Could a write-in candidate win?

Little Rock city officials have been running a stealth campaign — targeted mail and phone calls — for their effort to increase the city sales tax by 200 percent.

But this electoral secrecy is nothing compared with the lack of attention given the Little Rock school election, which comes Sept. 20.

If you look at the ballot, you'd think there's nothing to vote on. No millage increase is proposed. The 46.4-mill tax continues regardless. Zone 5 board member Jody Carreiro has no opposition. In the only other open race, Zone 1, only Norma J. Johnson filed for the ballot.

But ... Loretta Hendrix filed as a write-in candidate. Write-ins typically pose little threat, but in an election with little turnout it might not take many votes to win. In 2008 and 2005, fewer than 100 people cast ballots in Little Rock school elections when no contested races appeared on the ballot. In 2002, when Katherine Mitchell was elected by a narrow margin, two names appeared on the ballot and there was strong neighborhood interest. Still, only 716 people voted.

So there's cause to watch this race and — if you live in Ward 1 — to vote. Johnson brims with energy in talking about schools. Hendrix has less to say. She said she ran because Katherine Mitchell decided not to seek re-election and she appreciated Mitchell's representation. Johnson declines to look back at Mitchell and the leadership debates in which Mitchell was a key player, most recently in the minority on a superintendent change. "I'm not running AGAINST anybody," Johnson says. "I'm running for the position."
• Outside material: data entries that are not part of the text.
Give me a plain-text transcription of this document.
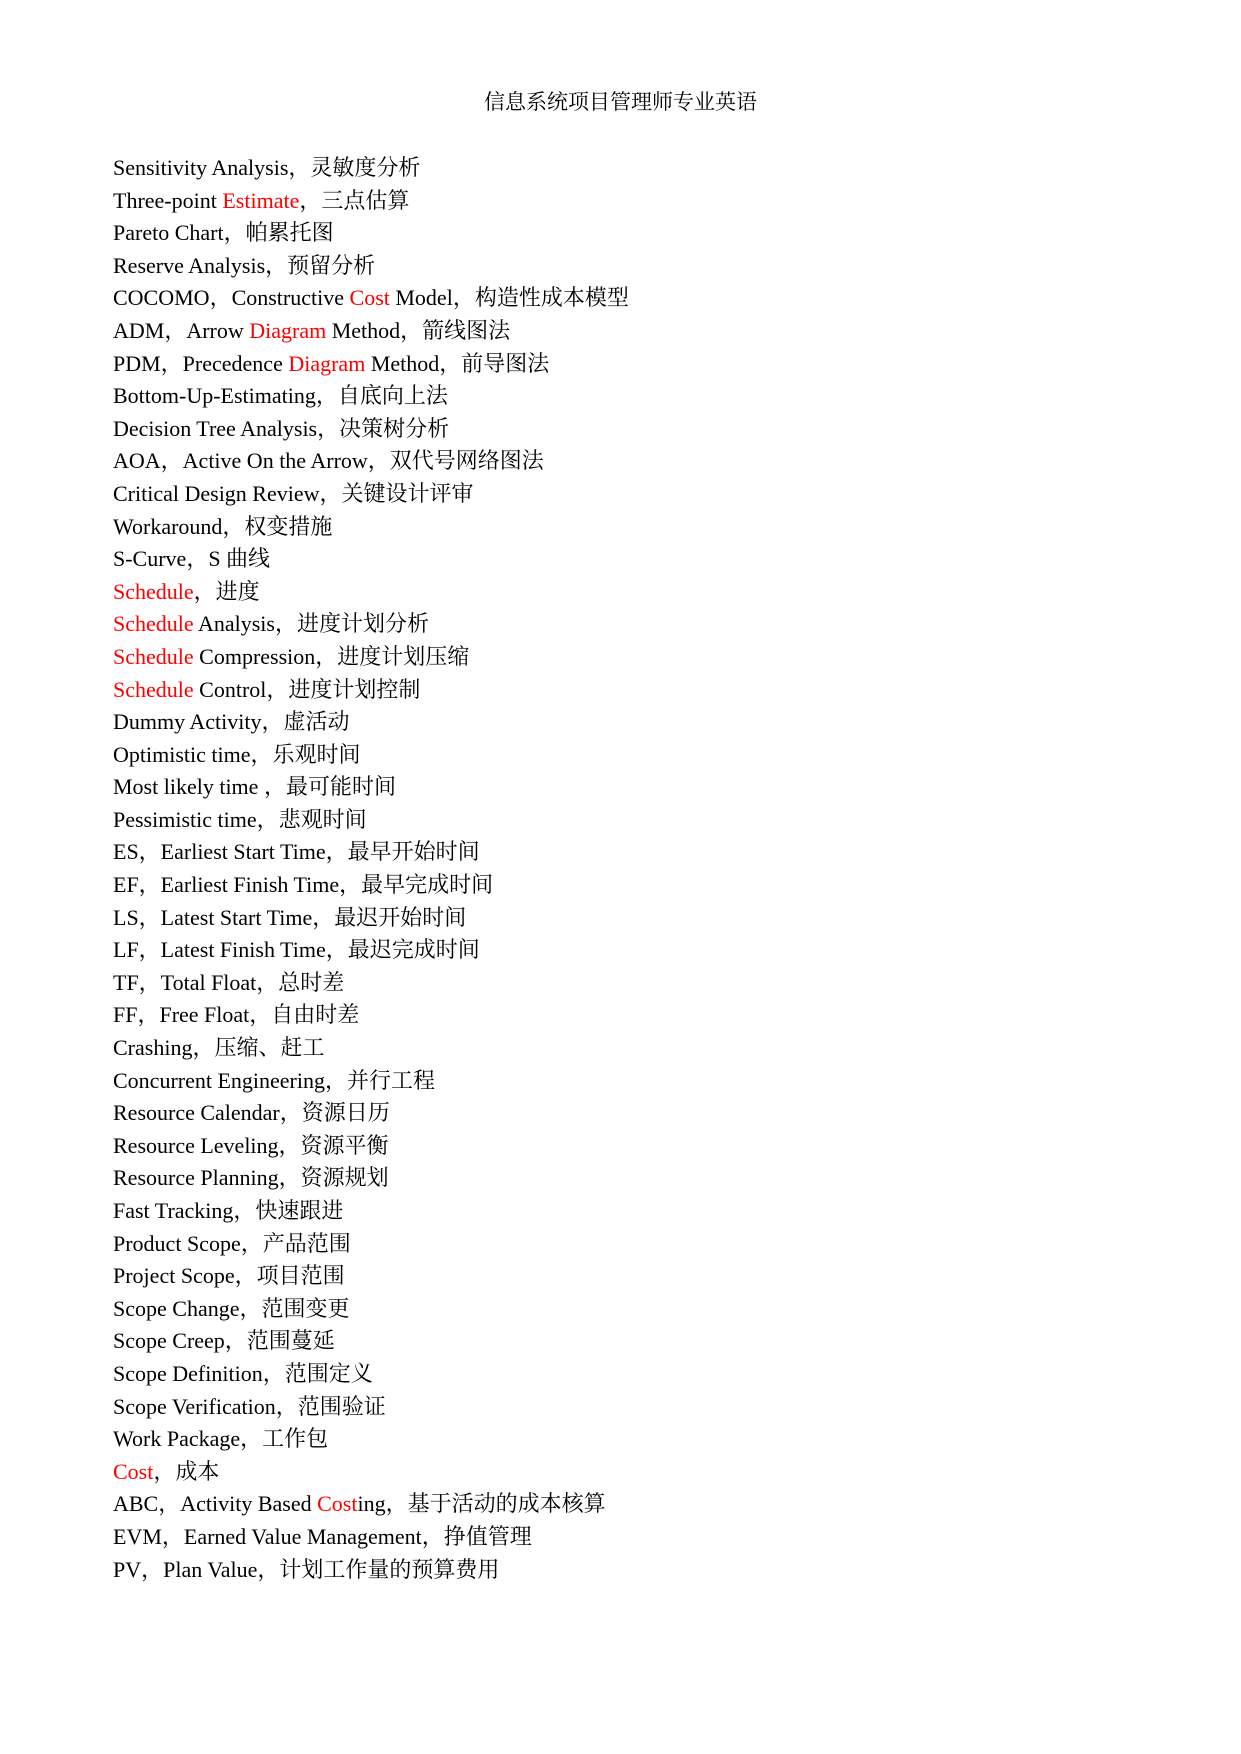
信息系统项目管理师专业英语
Sensitivity Analysis，灵敏度分析
Three-point Estimate，三点估算
Pareto Chart，帕累托图
Reserve Analysis，预留分析
COCOMO，Constructive Cost Model，构造性成本模型
ADM，Arrow Diagram Method，箭线图法
PDM，Precedence Diagram Method，前导图法
Bottom-Up-Estimating，自底向上法
Decision Tree Analysis，决策树分析
AOA，Active On the Arrow，双代号网络图法
Critical Design Review，关键设计评审
Workaround，权变措施
S-Curve，S 曲线
Schedule，进度
Schedule Analysis，进度计划分析
Schedule Compression，进度计划压缩
Schedule Control，进度计划控制
Dummy Activity，虚活动
Optimistic time，乐观时间
Most likely time ，最可能时间
Pessimistic time，悲观时间
ES，Earliest Start Time，最早开始时间
EF，Earliest Finish Time，最早完成时间
LS，Latest Start Time，最迟开始时间
LF，Latest Finish Time，最迟完成时间
TF，Total Float，总时差
FF，Free Float，自由时差
Crashing，压缩、赶工
Concurrent Engineering，并行工程
Resource Calendar，资源日历
Resource Leveling，资源平衡
Resource Planning，资源规划
Fast Tracking，快速跟进
Product Scope，产品范围
Project Scope，项目范围
Scope Change，范围变更
Scope Creep，范围蔓延
Scope Definition，范围定义
Scope Verification，范围验证
Work Package，工作包
Cost，成本
ABC，Activity Based Costing，基于活动的成本核算
EVM，Earned Value Management，挣值管理
PV，Plan Value，计划工作量的预算费用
A state Highway and Transportation Department permits analyst, Johnson, 52, holds a master's degree in adult education and is studying for a certificate in mediation and conflict resolution. Her son is a senior at Central High School, where she was a graduate.

Why is she running? "I can't understand how kids can be in school 12 years and can't read. I can't understand why we're failing a number of children."

She said school districts need to be more open to change and different approaches — "to take risks." She said she has an open mind on charter schools, but she also said traditional public schools should receive no less consideration.

Hendrix, 62, daughter of City Director Erma Hendrix, told the Education Advocate, a local publication, that she wasn't ready to talk about issues because she hadn't been keeping up with them. She said she filed as a write-in only after it became apparent Katherine Mitchell wouldn't run again. She works in real estate and has a master's degree in teaching people with learning disabilities. She has no children.

"My one great issue is to make sure children get an equitable education and are well prepared at end of school year," she said.

Both candidates say that, so far, they've primarily paid for small campaign expenditures themselves. Hendrix said she's knocking on 75 doors a day. She distributes a flyer that says, "You write in, we win!" and lists her education at Hall High and UAPB.

Both candidates have been interviewed by the Little Rock Education Association, the union for district employees. The LREA supported Katherine Mitchell. But I'll be surprised if the LREA doesn't endorse Johnson, who seems more directly engaged in the district and aims to get other parents equally engaged.

But if few people vote in a ward that has traditionally turned out few voters and has lost population besides, the outcome is anyone's guess.